The Long-Awaited Return of Bulldog Drummond

Dead Mans GateEven more than the sinister Dr. Fu Manchu, Bulldog Drummond has become more and more obscure with each passing decade. The original ten novels and five short stories penned by H. C. McNeile (better known by his pen name, Sapper) were bestsellers in the 1920s and 1930s and were an obvious and admitted influence upon the creation of James Bond. Gerard Fairlie turned Sapper’s final story outline into a bestselling novel in 1938 and went on to pen six more original novels featuring the character through 1954.

While the Fairlie titles sold well enough in the UK, the American market for the character had begun to dry up with the proliferation of hardboiled detective fiction. By the time Fairlie decided to throw in the towel, the long-running Bulldog Drummond movie series and radio series had also reached the finish line. Apart from an unsuccessful television pilot, the character remained dormant for a decade until he was updated as one of many 007 imitations who swung through a pair of campy spy movies during the Swinging Sixties. Henry Reymond adapted both 1960s screenplays for a pair of paperback originals, but these efforts barely registered outside the UK.

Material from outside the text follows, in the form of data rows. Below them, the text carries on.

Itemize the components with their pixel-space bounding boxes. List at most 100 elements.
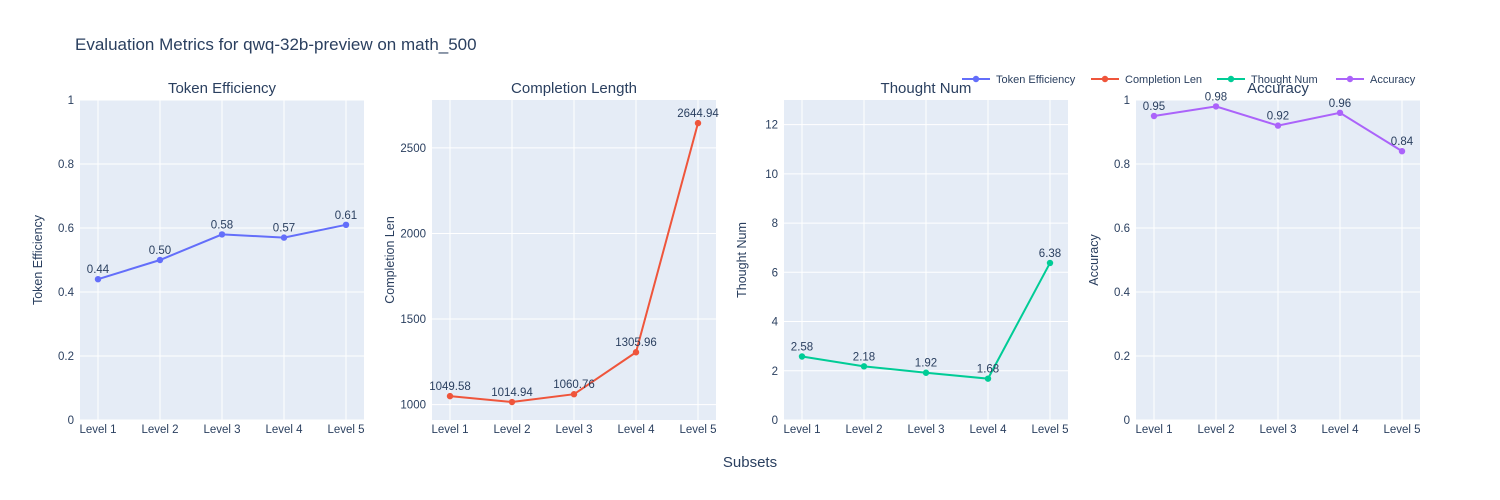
y-tick-label: 6: [772, 267, 778, 279]
data-point[interactable]: [1150, 112, 1158, 120]
data-point[interactable]: [156, 256, 164, 264]
shared-x-axis-label: Subsets: [723, 454, 777, 471]
y-tick-label: 12: [765, 120, 778, 132]
x-tick-label: Level 5: [1383, 424, 1420, 436]
data-point[interactable]: [1398, 148, 1406, 155]
subplot-token-efficiency: 0 0.2 0.4 0.6 0.8 1 Level 1 Level 2 Level 3 Level…: [31, 80, 365, 436]
x-tick-label: Level 4: [617, 424, 655, 436]
data-point[interactable]: [218, 231, 226, 238]
y-tick-label: 0.2: [1114, 351, 1130, 363]
y-tick-label: 10: [765, 169, 778, 181]
data-point[interactable]: [798, 353, 806, 360]
chart-title: Evaluation Metrics for qwq-32b-preview o…: [75, 35, 477, 54]
x-tick-label: Level 3: [1259, 424, 1296, 436]
data-label: 1.68: [977, 364, 999, 376]
data-point[interactable]: [94, 276, 102, 283]
legend-marker: [1101, 75, 1109, 83]
legend-label: Token Efficiency: [996, 74, 1076, 86]
legend-item[interactable]: Thought Num: [1217, 74, 1318, 86]
subplot-title: Accuracy: [1247, 80, 1309, 97]
legend-label: Completion Len: [1125, 74, 1202, 86]
legend-marker: [1227, 75, 1235, 83]
data-point[interactable]: [632, 349, 640, 356]
subplot-thought-num: 0 2 4 6 8 10 12 Level 1 Level 2 Level 3 Level 4 Lev…: [735, 80, 1069, 436]
legend-label: Accuracy: [1370, 74, 1416, 86]
data-point[interactable]: [446, 392, 454, 400]
data-label: 1014.94: [491, 387, 533, 399]
legend-item[interactable]: Accuracy: [1336, 74, 1416, 86]
x-tick-label: Level 5: [327, 424, 364, 436]
y-tick-label: 0: [772, 415, 778, 427]
y-tick-label: 0.8: [58, 159, 74, 171]
data-label: 0.95: [1143, 101, 1165, 113]
data-point[interactable]: [1274, 122, 1282, 129]
y-tick-label: 0.4: [58, 287, 75, 299]
y-axis-label: Token Efficiency: [31, 214, 45, 305]
y-tick-label: 1: [1124, 95, 1130, 107]
y-tick-label: 0.4: [1114, 287, 1131, 299]
data-label: 0.50: [149, 245, 171, 257]
legend[interactable]: Token Efficiency Completion Len Thought Nu…: [962, 74, 1416, 86]
data-point[interactable]: [922, 369, 930, 376]
data-label: 0.96: [1329, 98, 1351, 110]
data-point[interactable]: [1336, 109, 1344, 117]
y-tick-label: 0.2: [58, 351, 74, 363]
data-label: 0.61: [335, 210, 357, 222]
x-tick-label: Level 3: [555, 424, 592, 436]
x-tick-label: Level 5: [1031, 424, 1068, 436]
legend-marker: [1346, 75, 1354, 83]
y-tick-label: 8: [772, 218, 778, 230]
data-label: 1305.96: [615, 337, 657, 349]
y-tick-label: 2000: [400, 228, 426, 240]
legend-marker: [972, 75, 980, 83]
data-label: 1060.76: [553, 379, 595, 391]
subplot-title: Completion Length: [511, 80, 637, 97]
data-point[interactable]: [342, 221, 350, 228]
data-label: 0.92: [1267, 111, 1289, 123]
x-tick-label: Level 4: [1321, 424, 1359, 436]
data-point[interactable]: [280, 234, 288, 241]
subplot-accuracy: 0 0.2 0.4 0.6 0.8 1 Level 1 Level 2 Level 3 Level…: [1087, 80, 1421, 436]
data-label: 6.38: [1039, 248, 1061, 260]
x-tick-label: Level 3: [907, 424, 944, 436]
x-tick-label: Level 3: [203, 424, 240, 436]
data-point[interactable]: [570, 391, 578, 398]
x-tick-label: Level 2: [845, 424, 882, 436]
data-point[interactable]: [694, 119, 702, 127]
subplot-panels: 0 0.2 0.4 0.6 0.8 1 Level 1 Level 2 Level 3 Level…: [31, 80, 1421, 436]
y-tick-label: 1: [68, 95, 74, 107]
data-label: 0.44: [87, 264, 110, 276]
y-tick-label: 0: [68, 415, 74, 427]
data-point[interactable]: [508, 398, 516, 406]
data-label: 2.18: [853, 351, 875, 363]
subplot-title: Thought Num: [881, 80, 972, 97]
x-tick-label: Level 1: [431, 424, 468, 436]
y-tick-label: 0.6: [1114, 223, 1130, 235]
data-label: 2.58: [791, 341, 813, 353]
data-point[interactable]: [1046, 259, 1054, 267]
data-label: 1049.58: [429, 381, 471, 393]
y-axis-label: Accuracy: [1087, 234, 1101, 286]
data-point[interactable]: [860, 363, 868, 370]
y-tick-label: 1500: [400, 314, 426, 326]
legend-label: Thought Num: [1251, 74, 1318, 86]
x-tick-label: Level 1: [79, 424, 116, 436]
x-tick-label: Level 4: [969, 424, 1007, 436]
y-tick-label: 0: [1124, 415, 1130, 427]
y-tick-label: 0.6: [58, 223, 74, 235]
data-label: 0.57: [273, 223, 295, 235]
data-point[interactable]: [984, 375, 992, 382]
data-point[interactable]: [1212, 103, 1220, 110]
y-tick-label: 1000: [400, 400, 426, 412]
legend-item[interactable]: Completion Len: [1091, 74, 1202, 86]
data-label: 0.84: [1391, 136, 1414, 148]
x-tick-label: Level 4: [265, 424, 303, 436]
data-label: 1.92: [915, 358, 937, 370]
data-label: 0.98: [1205, 91, 1227, 103]
x-tick-label: Level 2: [141, 424, 178, 436]
y-tick-label: 2500: [400, 143, 426, 155]
legend-item[interactable]: Token Efficiency: [962, 74, 1076, 86]
x-tick-label: Level 2: [1197, 424, 1234, 436]
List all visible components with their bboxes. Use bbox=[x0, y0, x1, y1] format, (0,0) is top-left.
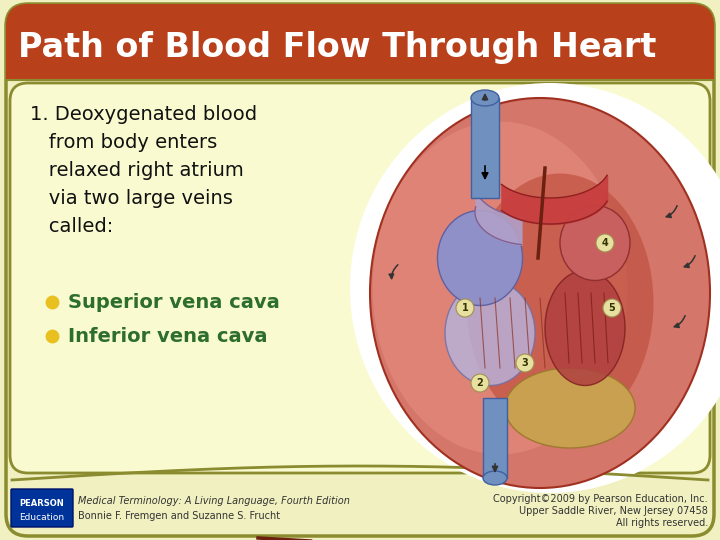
Ellipse shape bbox=[370, 98, 710, 488]
Text: Copyright©2009 by Pearson Education, Inc.: Copyright©2009 by Pearson Education, Inc… bbox=[493, 494, 708, 504]
FancyBboxPatch shape bbox=[10, 83, 710, 473]
Ellipse shape bbox=[350, 83, 720, 493]
Circle shape bbox=[596, 234, 614, 252]
Circle shape bbox=[456, 299, 474, 317]
Text: Superior vena cava: Superior vena cava bbox=[68, 293, 280, 312]
Text: Medical Terminology: A Living Language, Fourth Edition: Medical Terminology: A Living Language, … bbox=[78, 496, 350, 506]
Ellipse shape bbox=[445, 280, 535, 386]
Ellipse shape bbox=[438, 211, 523, 306]
Bar bbox=[6, 50, 714, 79]
Bar bbox=[483, 398, 507, 478]
Text: Upper Saddle River, New Jersey 07458: Upper Saddle River, New Jersey 07458 bbox=[519, 506, 708, 516]
Text: Inferior vena cava: Inferior vena cava bbox=[68, 327, 268, 346]
Text: All rights reserved.: All rights reserved. bbox=[616, 518, 708, 528]
Circle shape bbox=[471, 374, 489, 392]
Text: 1. Deoxygenated blood
   from body enters
   relaxed right atrium
   via two lar: 1. Deoxygenated blood from body enters r… bbox=[30, 105, 257, 236]
Ellipse shape bbox=[467, 173, 654, 433]
Ellipse shape bbox=[505, 368, 635, 448]
Circle shape bbox=[516, 354, 534, 372]
Ellipse shape bbox=[560, 206, 630, 280]
Text: Path of Blood Flow Through Heart: Path of Blood Flow Through Heart bbox=[18, 30, 657, 64]
Text: 1: 1 bbox=[462, 303, 469, 313]
Text: PEARSON: PEARSON bbox=[19, 500, 64, 509]
Ellipse shape bbox=[483, 471, 507, 485]
Text: Bonnie F. Fremgen and Suzanne S. Frucht: Bonnie F. Fremgen and Suzanne S. Frucht bbox=[78, 511, 280, 521]
Ellipse shape bbox=[545, 271, 625, 386]
Bar bbox=[471, 98, 499, 198]
Text: 2: 2 bbox=[477, 378, 483, 388]
Ellipse shape bbox=[372, 122, 628, 455]
FancyBboxPatch shape bbox=[11, 489, 73, 527]
FancyBboxPatch shape bbox=[6, 4, 714, 79]
Text: 5: 5 bbox=[608, 303, 616, 313]
Text: Education: Education bbox=[19, 514, 65, 523]
Ellipse shape bbox=[471, 90, 499, 106]
Text: 3: 3 bbox=[521, 358, 528, 368]
Circle shape bbox=[603, 299, 621, 317]
FancyBboxPatch shape bbox=[6, 4, 714, 536]
Text: 4: 4 bbox=[602, 238, 608, 248]
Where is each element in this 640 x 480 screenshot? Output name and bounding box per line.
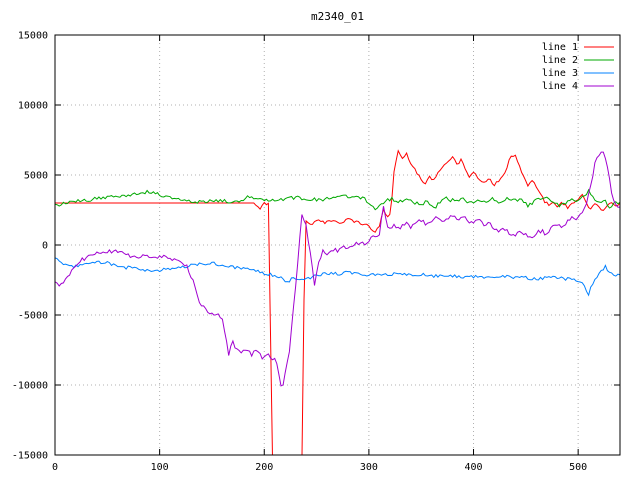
- y-tick-label: -10000: [12, 381, 48, 392]
- legend-label: line 2: [542, 55, 578, 66]
- legend-label: line 1: [542, 42, 578, 53]
- y-tick-label: -15000: [12, 451, 48, 462]
- series-1-line: [55, 149, 620, 455]
- y-tick-label: 0: [42, 241, 48, 252]
- chart-title: m2340_01: [311, 10, 364, 23]
- plot-border: [54, 34, 621, 456]
- legend-label: line 3: [542, 68, 578, 79]
- y-tick-label: 10000: [18, 101, 48, 112]
- x-tick-label: 100: [151, 462, 169, 473]
- legend-label: line 4: [542, 81, 578, 92]
- x-tick-label: 500: [569, 462, 587, 473]
- y-tick-label: -5000: [18, 311, 48, 322]
- x-tick-label: 400: [464, 462, 482, 473]
- series-2-line: [55, 188, 620, 211]
- y-tick-label: 5000: [24, 171, 48, 182]
- x-tick-label: 0: [52, 462, 58, 473]
- series-3-line: [55, 257, 620, 297]
- x-tick-label: 300: [360, 462, 378, 473]
- y-tick-label: 15000: [18, 31, 48, 42]
- series-4-line: [55, 151, 620, 387]
- x-tick-label: 200: [255, 462, 273, 473]
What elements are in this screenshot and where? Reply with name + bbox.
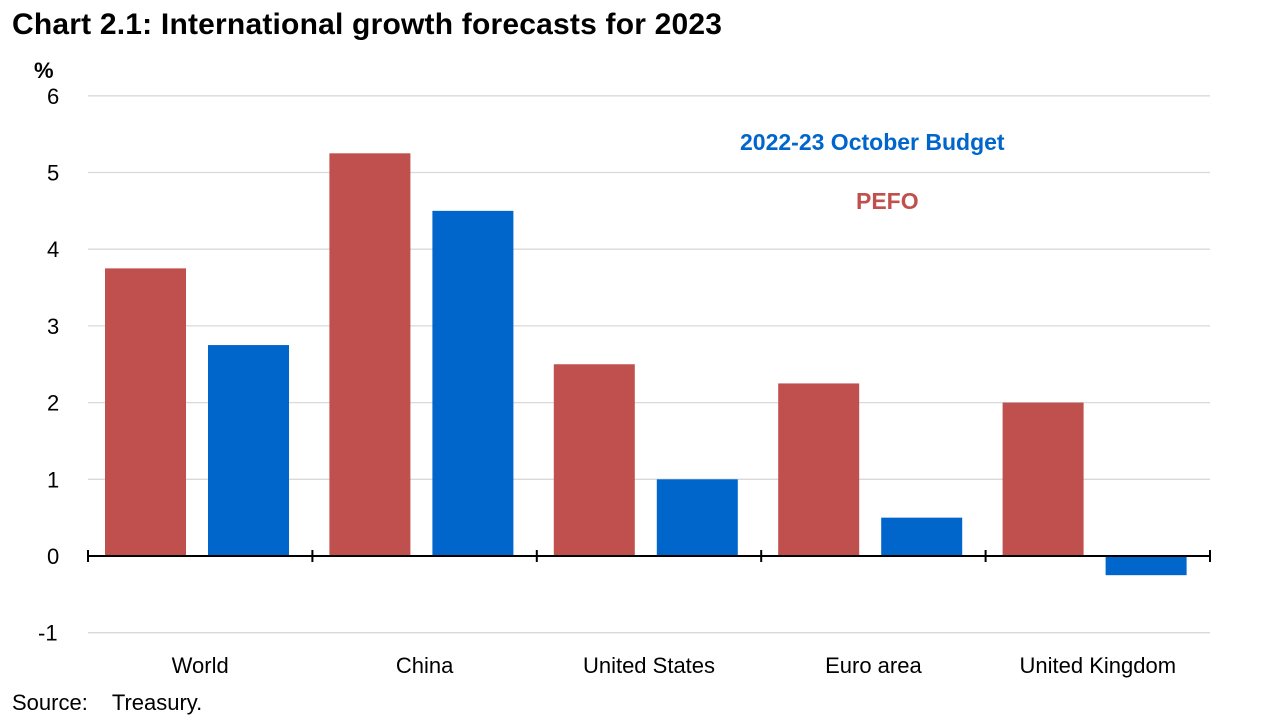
bar-october-budget-euro-area xyxy=(881,517,963,556)
bar-pefo-united-states xyxy=(553,364,635,556)
bar-october-budget-united-states xyxy=(656,479,738,556)
y-tick-label: 4 xyxy=(47,237,59,262)
chart-title: Chart 2.1: International growth forecast… xyxy=(12,8,723,41)
bar-pefo-world xyxy=(105,268,186,556)
y-tick-label: 2 xyxy=(47,391,59,416)
y-tick-label: 6 xyxy=(47,84,59,109)
x-tick-label: United Kingdom xyxy=(1020,653,1177,678)
bar-pefo-euro-area xyxy=(778,383,860,556)
x-axis xyxy=(87,550,1211,562)
x-tick-label: World xyxy=(172,653,229,678)
bar-october-budget-china xyxy=(432,210,514,556)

Fifteen years later, Jack Smithers brought Drummond out of retirement (literally) to join up with several of his clubland contemporaries in Combined Forces (1983). Smithers’s tribute was a sincere effort that found a very limited market to appreciate its cult celebration of the heroes of several generations past. Finally thirty years later, Drummond is back in the first of three new period-piece thrillers from the unlikely pen of fantasy writer Stephen Deas. In a uniquely twenty-first century wrinkle, the three new thrillers are being published exclusively as e-books by Piqwiq.